I wandered over to a bamboo screen, similar to one I bought years ago in Toronto’s Chinatown, standing at the far end of the room. It was weathered with mouse-eaten edges and a faded floral motif that hinted at pink lotus blossoms. A metal door was concealed behind the screen. Knowing I wouldn’t sleep unless I checked that it was locked, I turned the handle. The door opened easily onto a well-lit landing with stairs leading down to the lower floors. I l
ooked over the railing and started down. Curiosity was going to be the death of me yet.
The third- and second-floor landings also had metal doors with small inset windows. Both doors were locked and the windows were dark. The tavern floor had two sets of regulation double-hung fire doors on either side of the ground-level foyer. One set flush without handles, no doubt leading to the tavern were sealed tight, and when I pushed down the bar handle on the opposite doors marked EXIT, moist salt air hit my face. I pulled it shut again.
Well, all floors had a fire escape. That was good. The doors opened in an emergency, but locked automatically from behind to prevent access. That was good, too. I didn’t need any drunken sailors visiting the penthouse after last call in the tavern. Glad now that I had the wherewithal to jam the empty beer can in the door jamb, I headed back up.
My skin prickled at the second landing. I had an uneasy feeling someone was watching me and glanced toward the window in the door. A figure flitted by on the other side. I raced back up to the fourth floor two steps at a time, kicked out the can, slammed the door, and pushed a chair against the door handle. Couldn’t be too sure, I’ve seen horror movies.

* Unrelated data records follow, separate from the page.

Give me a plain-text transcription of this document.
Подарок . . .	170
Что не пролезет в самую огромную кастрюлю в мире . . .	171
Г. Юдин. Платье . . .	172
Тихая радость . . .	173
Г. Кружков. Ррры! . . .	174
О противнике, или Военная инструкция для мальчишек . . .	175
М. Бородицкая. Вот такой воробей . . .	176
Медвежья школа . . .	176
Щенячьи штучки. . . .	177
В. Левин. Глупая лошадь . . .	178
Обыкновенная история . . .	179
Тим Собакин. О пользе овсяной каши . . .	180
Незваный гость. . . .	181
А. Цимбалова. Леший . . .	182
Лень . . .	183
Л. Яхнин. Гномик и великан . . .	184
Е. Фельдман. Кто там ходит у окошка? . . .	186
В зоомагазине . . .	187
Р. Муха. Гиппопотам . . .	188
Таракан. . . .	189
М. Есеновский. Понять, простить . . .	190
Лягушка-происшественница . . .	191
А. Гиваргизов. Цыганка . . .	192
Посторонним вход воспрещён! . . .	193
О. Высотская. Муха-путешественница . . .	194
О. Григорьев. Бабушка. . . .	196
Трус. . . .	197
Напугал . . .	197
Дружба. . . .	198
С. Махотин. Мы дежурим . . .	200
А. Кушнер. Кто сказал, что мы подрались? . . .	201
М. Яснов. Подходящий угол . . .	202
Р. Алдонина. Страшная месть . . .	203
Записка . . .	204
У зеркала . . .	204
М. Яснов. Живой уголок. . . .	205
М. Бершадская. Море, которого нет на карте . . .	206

I poured myself a stiff one from the bottle of Scotch I brought in from the car and belted it down. My resolve was crumbling and I sincerely hoped Daniel was worth all this trouble. I spread out the newspaper on the coffee table. The headlines on the second page were hard to miss.
POLICE CONTINUE SEARCH FOR MISSING CHEF
Wanted in Connection with the Brutal Death of Anthony Vieira:
Daniel Chapin, rising star of well known eatery, Walker’s Way Bistro, disappeared without a trace. Police are asking anyone with information regarding his whereabouts to call the Hotline number — 416-391-HELP.